Виктор ответил не сразу – и не потому, что задумался, как объяснить умственно неполноценному тайну смерти, о которую спотыкаются даже мудрецы… Его вдруг словно ударили в самое сердце. Ударили, пробив стену из невидимых кирпичей, и кирпичи посыпались, погребая под собой все прежние представления…
Сереже некому было сказать слово «мама»! Самое простое, самое первое слово, с которого начинается каждая человеческая жизнь, в его лексиконе отсутствовало. При живой матери – он не смел ее так назвать. На этом месте зиял пробел – и только ли на этом? Вся изувеченная судьба того, кто явился на свет от тех же самых родителей, что и он сам, предстала теперь перед Виктором. Стало вдруг нестерпимо стыдно – но стыд нес в себе нечто благодетельное, с ног до головы омывающее. По сравнению с тем, что пришлось претерпеть Сереже, сетования на беды, настигшие младшего брата, казались высокомерными претензиями счастливого принца.
И тут случилось странное – Волошин вдруг разрыдался.
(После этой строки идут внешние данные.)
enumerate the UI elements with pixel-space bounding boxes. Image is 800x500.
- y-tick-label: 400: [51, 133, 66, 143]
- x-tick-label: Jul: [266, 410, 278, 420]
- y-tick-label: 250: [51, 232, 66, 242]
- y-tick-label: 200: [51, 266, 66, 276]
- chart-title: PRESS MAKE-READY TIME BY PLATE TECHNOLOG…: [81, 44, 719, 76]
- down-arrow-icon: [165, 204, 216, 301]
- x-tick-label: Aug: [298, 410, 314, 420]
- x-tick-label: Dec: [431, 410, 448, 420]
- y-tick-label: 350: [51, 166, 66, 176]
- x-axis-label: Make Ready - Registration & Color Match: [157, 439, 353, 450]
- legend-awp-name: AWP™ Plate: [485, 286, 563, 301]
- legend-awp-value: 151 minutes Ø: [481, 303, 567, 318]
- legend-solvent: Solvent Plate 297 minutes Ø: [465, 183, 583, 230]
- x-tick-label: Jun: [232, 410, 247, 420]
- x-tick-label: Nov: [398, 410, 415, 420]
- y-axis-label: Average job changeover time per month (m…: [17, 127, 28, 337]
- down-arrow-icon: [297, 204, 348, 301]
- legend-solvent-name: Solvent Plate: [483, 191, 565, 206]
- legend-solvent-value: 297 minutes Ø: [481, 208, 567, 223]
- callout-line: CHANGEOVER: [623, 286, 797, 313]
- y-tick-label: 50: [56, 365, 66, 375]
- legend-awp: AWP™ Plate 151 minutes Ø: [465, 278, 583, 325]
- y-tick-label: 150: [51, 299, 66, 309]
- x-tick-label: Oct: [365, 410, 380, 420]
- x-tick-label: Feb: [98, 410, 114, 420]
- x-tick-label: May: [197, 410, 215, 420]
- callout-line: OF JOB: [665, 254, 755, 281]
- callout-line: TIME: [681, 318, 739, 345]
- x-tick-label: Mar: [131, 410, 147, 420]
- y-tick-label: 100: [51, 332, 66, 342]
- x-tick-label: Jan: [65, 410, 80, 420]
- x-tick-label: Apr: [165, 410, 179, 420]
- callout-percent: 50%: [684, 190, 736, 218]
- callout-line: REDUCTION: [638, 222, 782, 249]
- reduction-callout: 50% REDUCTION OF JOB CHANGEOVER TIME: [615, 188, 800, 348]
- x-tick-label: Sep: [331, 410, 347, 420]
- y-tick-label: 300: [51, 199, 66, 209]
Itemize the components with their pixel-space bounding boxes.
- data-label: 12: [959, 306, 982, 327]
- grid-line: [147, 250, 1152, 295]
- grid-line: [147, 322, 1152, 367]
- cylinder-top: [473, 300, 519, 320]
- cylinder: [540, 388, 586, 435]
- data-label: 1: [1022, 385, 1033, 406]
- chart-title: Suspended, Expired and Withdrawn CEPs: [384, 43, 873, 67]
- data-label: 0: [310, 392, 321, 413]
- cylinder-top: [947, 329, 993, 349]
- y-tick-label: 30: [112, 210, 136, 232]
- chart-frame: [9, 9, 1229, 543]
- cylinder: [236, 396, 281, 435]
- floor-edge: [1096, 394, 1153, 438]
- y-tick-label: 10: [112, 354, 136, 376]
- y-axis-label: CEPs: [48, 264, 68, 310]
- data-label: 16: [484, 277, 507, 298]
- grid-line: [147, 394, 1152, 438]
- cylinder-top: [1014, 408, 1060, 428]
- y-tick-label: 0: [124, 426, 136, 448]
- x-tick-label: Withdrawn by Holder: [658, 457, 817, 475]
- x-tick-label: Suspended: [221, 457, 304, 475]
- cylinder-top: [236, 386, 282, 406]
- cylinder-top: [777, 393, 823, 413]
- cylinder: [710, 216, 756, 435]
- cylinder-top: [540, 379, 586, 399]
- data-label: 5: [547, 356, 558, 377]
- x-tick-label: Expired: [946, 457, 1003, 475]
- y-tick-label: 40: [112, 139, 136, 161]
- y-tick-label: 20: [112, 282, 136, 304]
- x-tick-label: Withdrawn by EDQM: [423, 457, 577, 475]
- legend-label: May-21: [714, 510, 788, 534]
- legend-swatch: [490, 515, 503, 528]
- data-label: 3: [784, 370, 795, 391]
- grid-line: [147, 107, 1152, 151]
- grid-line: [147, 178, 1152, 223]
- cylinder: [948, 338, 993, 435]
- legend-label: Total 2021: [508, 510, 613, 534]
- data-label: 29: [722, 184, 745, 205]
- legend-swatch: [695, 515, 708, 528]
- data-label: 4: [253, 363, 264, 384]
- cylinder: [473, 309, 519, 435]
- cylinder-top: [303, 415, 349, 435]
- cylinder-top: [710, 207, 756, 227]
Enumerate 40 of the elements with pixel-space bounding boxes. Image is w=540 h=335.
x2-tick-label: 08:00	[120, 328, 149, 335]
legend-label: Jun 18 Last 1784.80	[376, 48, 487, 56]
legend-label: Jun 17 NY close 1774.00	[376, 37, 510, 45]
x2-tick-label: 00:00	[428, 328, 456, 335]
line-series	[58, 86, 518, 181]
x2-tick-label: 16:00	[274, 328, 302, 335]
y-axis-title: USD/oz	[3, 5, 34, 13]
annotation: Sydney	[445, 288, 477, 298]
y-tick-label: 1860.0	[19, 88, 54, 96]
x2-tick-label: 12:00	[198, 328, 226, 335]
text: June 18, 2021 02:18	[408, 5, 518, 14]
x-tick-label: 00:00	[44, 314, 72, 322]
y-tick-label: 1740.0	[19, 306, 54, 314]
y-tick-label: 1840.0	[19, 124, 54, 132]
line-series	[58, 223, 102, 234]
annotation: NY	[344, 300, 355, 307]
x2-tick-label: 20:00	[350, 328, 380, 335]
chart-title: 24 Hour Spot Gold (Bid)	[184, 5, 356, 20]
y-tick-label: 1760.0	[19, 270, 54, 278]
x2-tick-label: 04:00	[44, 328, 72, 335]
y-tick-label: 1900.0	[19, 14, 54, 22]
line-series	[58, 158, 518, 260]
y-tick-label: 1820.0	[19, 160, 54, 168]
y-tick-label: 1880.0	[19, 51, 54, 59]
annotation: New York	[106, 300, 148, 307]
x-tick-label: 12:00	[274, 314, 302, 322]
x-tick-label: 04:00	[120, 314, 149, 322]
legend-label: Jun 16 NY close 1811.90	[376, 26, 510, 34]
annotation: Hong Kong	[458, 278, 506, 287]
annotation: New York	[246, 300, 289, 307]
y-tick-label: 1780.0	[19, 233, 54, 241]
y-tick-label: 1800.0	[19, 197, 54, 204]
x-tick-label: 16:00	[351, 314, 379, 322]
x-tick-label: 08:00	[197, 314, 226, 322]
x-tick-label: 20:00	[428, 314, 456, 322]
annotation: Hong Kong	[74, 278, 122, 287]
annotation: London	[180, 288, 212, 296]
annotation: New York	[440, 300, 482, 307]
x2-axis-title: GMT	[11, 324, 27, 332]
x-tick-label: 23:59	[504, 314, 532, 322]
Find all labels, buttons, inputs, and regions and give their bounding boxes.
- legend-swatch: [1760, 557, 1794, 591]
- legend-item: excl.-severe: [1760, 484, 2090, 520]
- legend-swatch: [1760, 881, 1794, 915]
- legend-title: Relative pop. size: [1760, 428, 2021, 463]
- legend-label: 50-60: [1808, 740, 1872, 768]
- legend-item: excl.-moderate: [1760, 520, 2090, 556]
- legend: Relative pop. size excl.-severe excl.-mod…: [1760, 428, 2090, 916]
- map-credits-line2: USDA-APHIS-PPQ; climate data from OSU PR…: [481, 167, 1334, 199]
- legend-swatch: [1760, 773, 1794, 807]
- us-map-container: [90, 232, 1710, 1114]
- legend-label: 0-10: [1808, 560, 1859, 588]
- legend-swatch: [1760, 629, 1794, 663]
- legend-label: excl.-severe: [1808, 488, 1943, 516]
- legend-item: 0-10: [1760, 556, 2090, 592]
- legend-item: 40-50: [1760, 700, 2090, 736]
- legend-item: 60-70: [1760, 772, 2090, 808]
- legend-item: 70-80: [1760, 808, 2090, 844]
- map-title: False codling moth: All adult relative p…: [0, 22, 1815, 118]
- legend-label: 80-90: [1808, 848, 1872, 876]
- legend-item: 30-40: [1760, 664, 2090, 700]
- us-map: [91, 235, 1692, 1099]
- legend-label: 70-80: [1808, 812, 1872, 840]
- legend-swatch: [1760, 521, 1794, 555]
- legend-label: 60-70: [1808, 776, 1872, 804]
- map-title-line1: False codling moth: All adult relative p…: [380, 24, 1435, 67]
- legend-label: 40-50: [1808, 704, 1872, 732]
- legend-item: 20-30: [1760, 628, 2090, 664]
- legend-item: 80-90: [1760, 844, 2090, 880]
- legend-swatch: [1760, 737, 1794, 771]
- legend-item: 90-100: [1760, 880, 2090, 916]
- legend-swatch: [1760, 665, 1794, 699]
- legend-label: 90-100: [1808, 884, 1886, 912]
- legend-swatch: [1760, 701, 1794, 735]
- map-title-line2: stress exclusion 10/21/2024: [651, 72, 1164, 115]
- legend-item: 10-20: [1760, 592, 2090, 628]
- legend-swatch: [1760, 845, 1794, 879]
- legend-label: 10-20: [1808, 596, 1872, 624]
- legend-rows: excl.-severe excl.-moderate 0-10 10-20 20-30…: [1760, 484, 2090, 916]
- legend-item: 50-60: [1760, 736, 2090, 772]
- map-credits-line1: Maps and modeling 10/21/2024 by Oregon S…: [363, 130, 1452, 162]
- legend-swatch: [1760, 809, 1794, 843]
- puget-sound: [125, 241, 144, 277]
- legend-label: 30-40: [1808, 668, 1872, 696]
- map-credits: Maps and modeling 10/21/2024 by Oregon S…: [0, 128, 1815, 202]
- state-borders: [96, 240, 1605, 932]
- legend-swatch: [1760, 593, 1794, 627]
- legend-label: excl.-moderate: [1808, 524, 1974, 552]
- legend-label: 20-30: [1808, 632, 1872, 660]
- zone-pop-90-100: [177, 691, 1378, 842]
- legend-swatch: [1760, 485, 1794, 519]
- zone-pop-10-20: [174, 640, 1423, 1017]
Он – мужчина, успешный бизнесмен, сильная личность, победитель по жизни – плакал, как мальчишка, и слезы так и текли из глаз, капая на костюм, и их было много, так много, что даже представить себе было трудно, как много, оказывается, в человеке может быть слез… Виктор не пытался их утереть, и они туманили глаза, заставляя все вокруг становиться каким-то зыбким, расплывчатым… Сквозь слезы мир казался совсем иным, и почему-то вдруг померещилось, что он находится не в гостиной, а в сушильне Захаровны, и будто бы даже старуха рядом, и гладит его теплой морщинистой рукой по волосам и приговаривает: «Ты поплачь, Витенька, поплачь… Облегчи душу-то…» А потом вдруг Захаровна исчезла, а вместо нее появилась та черноволосая девчонка, которая когда-то затерла его на проспекте Мира своим «Фольксвагеном» и произнесла, прижав к груди смуглые руки: «Я вас только об одном прошу! Вы только не сдавайтесь! Ни за что не сдавайтесь! Надо обязательно бороться!»